Au contraire, cette succession de propositions géométriques dont nous avons parlé forme un ordre véritable, qui s’impose à moi, non pas comme un fait, puisque je puis le parcourir dans un sens quelconque en partant de n’importe quel terme, mais comme une vérité, puisque, quand je pars de la dernière proposition pour remonter à la première, je sais bien que l’ordre que je suis alors est l’inverse de l’ordre véritable. Il y a donc une vérité de la succession de ces propositions, et cette vérité apparaît à celui qui comprend la géométrie, et à celui-là seul. D’où l’on voit que si l’on entendait par mémoire la connaissance d’un ordre irréversible qui serait l’ordre du temps, on serait forcé d’admettre que la mémoire suppose la raison, et qu’on ne peut se souvenir sans comprendre.

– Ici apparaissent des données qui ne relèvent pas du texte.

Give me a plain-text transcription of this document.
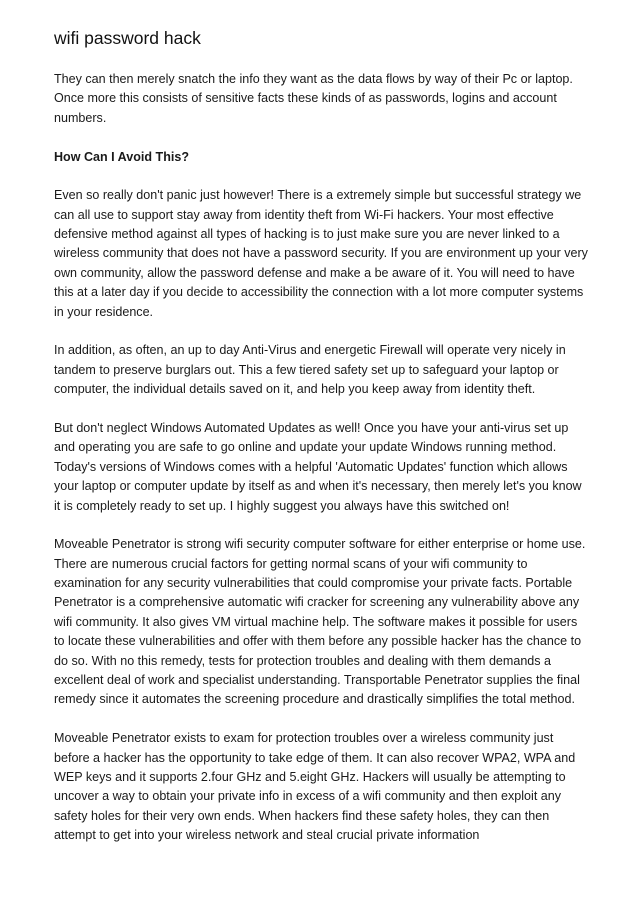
wifi password hack

They can then merely snatch the info they want as the data flows by way of their Pc or laptop. Once more this consists of sensitive facts these kinds of as passwords, logins and account numbers.

How Can I Avoid This?

Even so really don't panic just however! There is a extremely simple but successful strategy we can all use to support stay away from identity theft from Wi-Fi hackers. Your most effective defensive method against all types of hacking is to just make sure you are never linked to a wireless community that does not have a password security. If you are environment up your very own community, allow the password defense and make a be aware of it. You will need to have this at a later day if you decide to accessibility the connection with a lot more computer systems in your residence.

In addition, as often, an up to day Anti-Virus and energetic Firewall will operate very nicely in tandem to preserve burglars out. This a few tiered safety set up to safeguard your laptop or computer, the individual details saved on it, and help you keep away from identity theft.

But don't neglect Windows Automated Updates as well! Once you have your anti-virus set up and operating you are safe to go online and update your update Windows running method. Today's versions of Windows comes with a helpful 'Automatic Updates' function which allows your laptop or computer update by itself as and when it's necessary, then merely let's you know it is completely ready to set up. I highly suggest you always have this switched on!

Moveable Penetrator is strong wifi security computer software for either enterprise or home use. There are numerous crucial factors for getting normal scans of your wifi community to examination for any security vulnerabilities that could compromise your private facts. Portable Penetrator is a comprehensive automatic wifi cracker for screening any vulnerability above any wifi community. It also gives VM virtual machine help. The software makes it possible for users to locate these vulnerabilities and offer with them before any possible hacker has the chance to do so. With no this remedy, tests for protection troubles and dealing with them demands a excellent deal of work and specialist understanding. Transportable Penetrator supplies the final remedy since it automates the screening procedure and drastically simplifies the total method.

Moveable Penetrator exists to exam for protection troubles over a wireless community just before a hacker has the opportunity to take edge of them. It can also recover WPA2, WPA and WEP keys and it supports 2.four GHz and 5.eight GHz. Hackers will usually be attempting to uncover a way to obtain your private info in excess of a wifi community and then exploit any safety holes for their very own ends. When hackers find these safety holes, they can then attempt to get into your wireless network and steal crucial private information
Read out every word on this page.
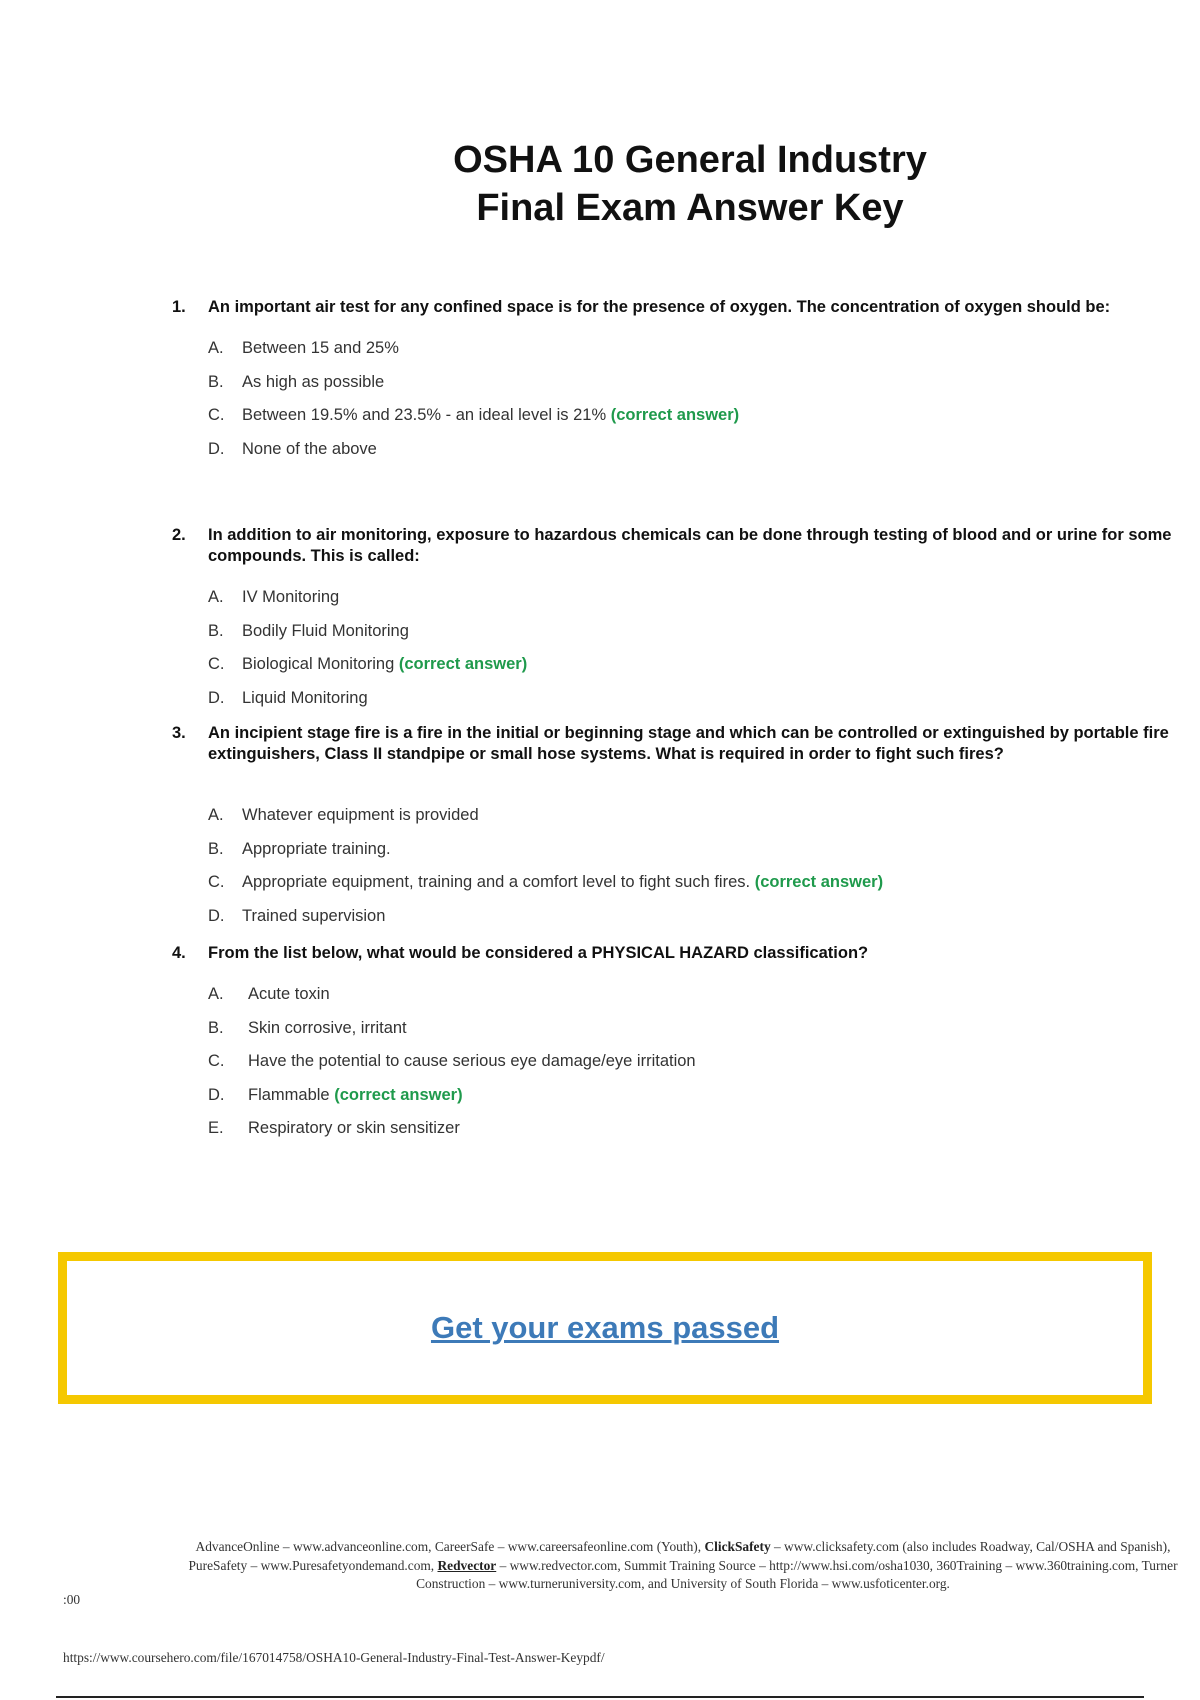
OSHA 10 General Industry
Final Exam Answer Key
1. An important air test for any confined space is for the presence of oxygen. The concentration of oxygen should be:
A. Between 15 and 25%
B. As high as possible
C. Between 19.5% and 23.5% - an ideal level is 21% (correct answer)
D. None of the above
2. In addition to air monitoring, exposure to hazardous chemicals can be done through testing of blood and or urine for some compounds. This is called:
A. IV Monitoring
B. Bodily Fluid Monitoring
C. Biological Monitoring (correct answer)
D. Liquid Monitoring
3. An incipient stage fire is a fire in the initial or beginning stage and which can be controlled or extinguished by portable fire extinguishers, Class II standpipe or small hose systems. What is required in order to fight such fires?
A. Whatever equipment is provided
B. Appropriate training.
C. Appropriate equipment, training and a comfort level to fight such fires. (correct answer)
D. Trained supervision
4. From the list below, what would be considered a PHYSICAL HAZARD classification?
A. Acute toxin
B. Skin corrosive, irritant
C. Have the potential to cause serious eye damage/eye irritation
D. Flammable (correct answer)
E. Respiratory or skin sensitizer
Get your exams passed
AdvanceOnline – www.advanceonline.com, CareerSafe – www.careersafeonline.com (Youth), ClickSafety – www.clicksafety.com (also includes Roadway, Cal/OSHA and Spanish), PureSafety – www.Puresafetyondemand.com, Redvector – www.redvector.com, Summit Training Source – http://www.hsi.com/osha1030, 360Training – www.360training.com, Turner Construction – www.turneruniversity.com, and University of South Florida – www.usfoticenter.org.
:00
https://www.coursehero.com/file/167014758/OSHA10-General-Industry-Final-Test-Answer-Keypdf/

Prenons cela pour accordé, et considérons un terme quelconque de la série, par exemple le théorème concernant la somme des angles d’un triangle. À première vue, et pour un ignorant, cette notion se suffit à elle-même, et elle peut être considérée comme un commencement. Mais le géomètre ne peut la concevoir clairement, c’est-à-dire la comprendre, qu’en y faisant entrer d’autres notions, telles que par exemple celle de la somme des angles formés autour d’un même point et du même côté d’une droite. Considérée comme chose, la somme des angles d’un triangle existe au même titre que les autres choses, et en même temps qu’elles ; c’est une image, mais non un souvenir. Considérée comme idée, elle implique au contraire d’autres notions qui doivent être connues avant elles, et par suite elle apparaît comme le dernier terme d’une série irréversible. Le temps nous apparaît donc ici comme l’ordre de dépendance des idées, par opposition à l’espace, qui est l’ordre de dépendance des choses.

Ainsi il peut y avoir entre les pensées un ordre qui ne se rencontre jamais dans les choses, et qui est un ordre nécessaire, un ordre vrai de succession : l’ordre du temps. Cet ordre ne peut être constaté comme un fait, puisqu’il ne s’impose pas en fait : il n’existe qu’en droit, et comme nécessité rationnelle. Il exprime que l’on ne peut vraiment comprendre un des termes de la série tant que l’on n’a pas d’abord compris un autre terme, qui est par suite nécessairement conçu comme antérieur au premier. En dehors d’une telle nécessité, il ne peut y avoir un ordre fixe de succession entre des termes, quels qu’ils soient.